Does the US Suffer From a Hacker Gap Against China?
News broke today that China's People's Liberation Army is behind a massive, worldwide hacker effort. The hacker army, which is reportedly run by "Unit 61938" of the PLA based in a Shanghai suburb, has targeted the US and other countries, hitting around 150 victims over the past seven years.
The report, released Tuesday, states that out of the 141 hacking targets, 87 per cent have headquarters in English-speaking countries.
“It’s time to acknowledge the threat is originating in China,” reads the report. “Without establishing a solid connection to China, there will always be room for observers to dismiss (the threat) as uncoordinated, solely criminal in nature, or peripheral to larger national security and global economic concerns.”
Mandiant's report details years of Chinese economic cyber espionage, all originating from that PLA unit outside Shanghai.
- Evidence linking APT1 to China’s 2nd Bureau of the People’s Liberation Army (PLA) General Staff Department’s (GSD) 3rd Department (Military Cover Designator 61398).
- A timeline of APT1 economic espionage conducted since 2006 against 141 victims across multiple industries.
- APT1′s modus operandi (tools, tactics, procedures) including a compilation of videos showing actual APT1 activity.
- The timeline and details of over 40 APT1 malware families.
- The timeline and details of APT1′s extensive attack infrastructure.
China's communist government denies the allegations, calling the report "groundless criticism" and "unprofessional." But according to Mandiant, the scale of the attacks and the size of the information thefts -- hundreds of terrabytes of data -- indicate the backing of a large organization and dozens, maybe hundreds, of hackers launching the coordinated, systematic attacks.
Cyberspace represents not just information and commerce, but also a new battlespace.
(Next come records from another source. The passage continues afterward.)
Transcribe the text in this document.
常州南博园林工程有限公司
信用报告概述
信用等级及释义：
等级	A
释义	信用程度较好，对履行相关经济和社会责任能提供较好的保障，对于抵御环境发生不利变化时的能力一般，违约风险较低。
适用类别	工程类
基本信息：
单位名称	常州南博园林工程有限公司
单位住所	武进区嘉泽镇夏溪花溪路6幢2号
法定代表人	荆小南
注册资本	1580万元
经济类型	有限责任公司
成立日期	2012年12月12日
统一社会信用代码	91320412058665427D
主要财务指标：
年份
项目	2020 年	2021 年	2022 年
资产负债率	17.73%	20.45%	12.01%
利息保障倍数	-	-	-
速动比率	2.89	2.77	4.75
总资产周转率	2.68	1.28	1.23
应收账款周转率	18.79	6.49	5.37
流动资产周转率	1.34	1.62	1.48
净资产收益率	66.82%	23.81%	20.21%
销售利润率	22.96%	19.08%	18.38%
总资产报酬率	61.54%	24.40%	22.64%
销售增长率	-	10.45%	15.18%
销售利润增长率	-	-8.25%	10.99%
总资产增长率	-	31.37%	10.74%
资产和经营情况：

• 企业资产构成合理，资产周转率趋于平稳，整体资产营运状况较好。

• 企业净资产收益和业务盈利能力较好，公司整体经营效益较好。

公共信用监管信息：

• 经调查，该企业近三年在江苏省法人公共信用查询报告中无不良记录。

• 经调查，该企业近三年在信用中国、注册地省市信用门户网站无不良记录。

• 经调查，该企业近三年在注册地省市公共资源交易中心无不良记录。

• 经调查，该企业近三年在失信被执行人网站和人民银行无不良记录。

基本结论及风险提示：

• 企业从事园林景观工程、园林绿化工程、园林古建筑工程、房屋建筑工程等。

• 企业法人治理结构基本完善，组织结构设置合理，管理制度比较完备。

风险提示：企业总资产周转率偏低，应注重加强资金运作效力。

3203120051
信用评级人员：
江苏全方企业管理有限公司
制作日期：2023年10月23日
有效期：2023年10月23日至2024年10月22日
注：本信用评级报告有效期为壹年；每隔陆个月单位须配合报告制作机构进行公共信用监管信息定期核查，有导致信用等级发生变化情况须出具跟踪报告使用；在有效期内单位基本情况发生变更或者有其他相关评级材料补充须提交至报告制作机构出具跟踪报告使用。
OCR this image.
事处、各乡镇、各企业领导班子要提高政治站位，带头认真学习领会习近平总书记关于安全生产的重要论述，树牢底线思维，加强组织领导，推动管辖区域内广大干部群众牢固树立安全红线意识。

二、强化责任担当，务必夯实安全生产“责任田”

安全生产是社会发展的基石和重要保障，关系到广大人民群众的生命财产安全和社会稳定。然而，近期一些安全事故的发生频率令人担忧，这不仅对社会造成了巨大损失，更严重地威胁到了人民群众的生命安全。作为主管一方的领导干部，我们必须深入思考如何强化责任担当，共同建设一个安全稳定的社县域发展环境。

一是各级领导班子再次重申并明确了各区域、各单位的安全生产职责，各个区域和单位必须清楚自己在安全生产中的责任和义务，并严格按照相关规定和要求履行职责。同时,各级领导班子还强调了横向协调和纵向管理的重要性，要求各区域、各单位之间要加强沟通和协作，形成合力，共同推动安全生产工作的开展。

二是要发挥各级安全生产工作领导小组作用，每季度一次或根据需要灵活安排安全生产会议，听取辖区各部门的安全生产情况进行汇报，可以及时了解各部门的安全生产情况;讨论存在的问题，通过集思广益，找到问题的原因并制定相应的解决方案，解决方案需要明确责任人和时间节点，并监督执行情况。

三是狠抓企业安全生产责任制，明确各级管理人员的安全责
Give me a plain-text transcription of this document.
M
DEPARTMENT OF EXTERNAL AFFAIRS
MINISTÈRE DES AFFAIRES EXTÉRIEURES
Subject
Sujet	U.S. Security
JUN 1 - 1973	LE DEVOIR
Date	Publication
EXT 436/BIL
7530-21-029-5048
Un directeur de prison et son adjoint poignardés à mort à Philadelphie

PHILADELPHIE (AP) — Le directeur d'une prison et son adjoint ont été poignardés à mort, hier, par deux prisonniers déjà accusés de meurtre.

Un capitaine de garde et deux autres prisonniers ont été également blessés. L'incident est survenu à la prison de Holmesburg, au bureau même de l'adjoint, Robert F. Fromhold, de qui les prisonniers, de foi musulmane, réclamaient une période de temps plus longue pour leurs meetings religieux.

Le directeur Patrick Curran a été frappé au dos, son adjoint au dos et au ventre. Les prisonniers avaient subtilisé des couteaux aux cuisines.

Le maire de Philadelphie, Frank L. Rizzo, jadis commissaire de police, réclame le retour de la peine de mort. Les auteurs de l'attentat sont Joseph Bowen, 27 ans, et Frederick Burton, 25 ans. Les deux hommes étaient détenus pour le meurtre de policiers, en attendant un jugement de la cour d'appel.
Maybe the most alarming aspect of the report, though, is how little effect it will probably have in Washington. A few pundits and elected officials will sound the alarm, but most of Washington will ignore it to focus on sequestration or the "war on whatever" that the Obama administration is using to create today's wedge issue.
Our military and corporations are increasingly dependent on networks and information tech. Our elections are increasingly electronic, our finances, everything. It's a safe bet that Unit 61938 has not been hacking so that it could pirate movies and software or jailbreak PS3s. They're looking for holes and building weapons to wield against us and our allies.